El babuino soltó un gruñido y mostró sus colmillos.
—Detesta a los mentirosos —indicó el nubio.
—¡Sujetad a esa fiera!
—No puedo ejercer ningún control sobre él cuando un testigo lo irrita.
El intendente agachó la cabeza.
—Me prometió una buena retribución si avalaba su examen. Habríamos vendido el grano que aparentemente faltaba. Una hermosa operación a la vista. Pero el delito no ha tenido lugar, ¿podré conservar mi puesto?
Pazair trabajó hasta muy tarde. Firmó el acta de destitución del intendente, apoyándola con argumentos, y buscó en vano al verificador en las listas de funcionarios. Un nombre falso sin duda alguna. El robo de grano no era raro, pero la falta nunca había adquirido tamañas proporciones. ¿Era un acto individual, limitado a un silo de Menfis, o una corrupción generalizada? Esta última posibilidad justificaría el sorprendente decreto del faraón. ¿No contaba el soberano con los jueces para restablecer la equidad y enderezar los renglones torcidos? Si todos actuaban justamente, fuera su función modesta o importante, el mal desaparecería en seguida.
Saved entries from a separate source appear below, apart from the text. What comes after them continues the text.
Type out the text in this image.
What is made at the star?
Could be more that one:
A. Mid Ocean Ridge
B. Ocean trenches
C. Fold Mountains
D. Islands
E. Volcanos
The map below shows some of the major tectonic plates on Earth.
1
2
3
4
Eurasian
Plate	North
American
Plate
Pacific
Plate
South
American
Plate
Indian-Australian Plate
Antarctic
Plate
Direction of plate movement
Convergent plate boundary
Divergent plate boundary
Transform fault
En la llama de la lámpara, el rostro de Neferet, sus ojos, sus labios. A aquellas horas, debía de estar durmiendo.
¿Estaría pensando en él?
P
azair, acompañado por Kem y el babuino, tomó un rápido barco con destino a la mayor plantación de papiro del delta, explotada por Bel-Tran con licencia real. En el barro y las marismas, las plantas de pilosa umbela y tallo de sección triangular podían alcanzar una altura de seis metros y formar densas espesuras. Prietas unas contra las otras, las flores en forma de parasol coronaban el precioso vegetal. Con las raíces leñosas se fabricaban muebles, con las redes y la corteza, esteras, cestos, redes, cables, cuerdas e, incluso, sandalias y paños para los más pobres. Por su parte, la savia esponjosa, abundante bajo la corteza, recibía un tratamiento apropiado para convertirse en el famoso papiro que el mundo envidiaba a Egipto.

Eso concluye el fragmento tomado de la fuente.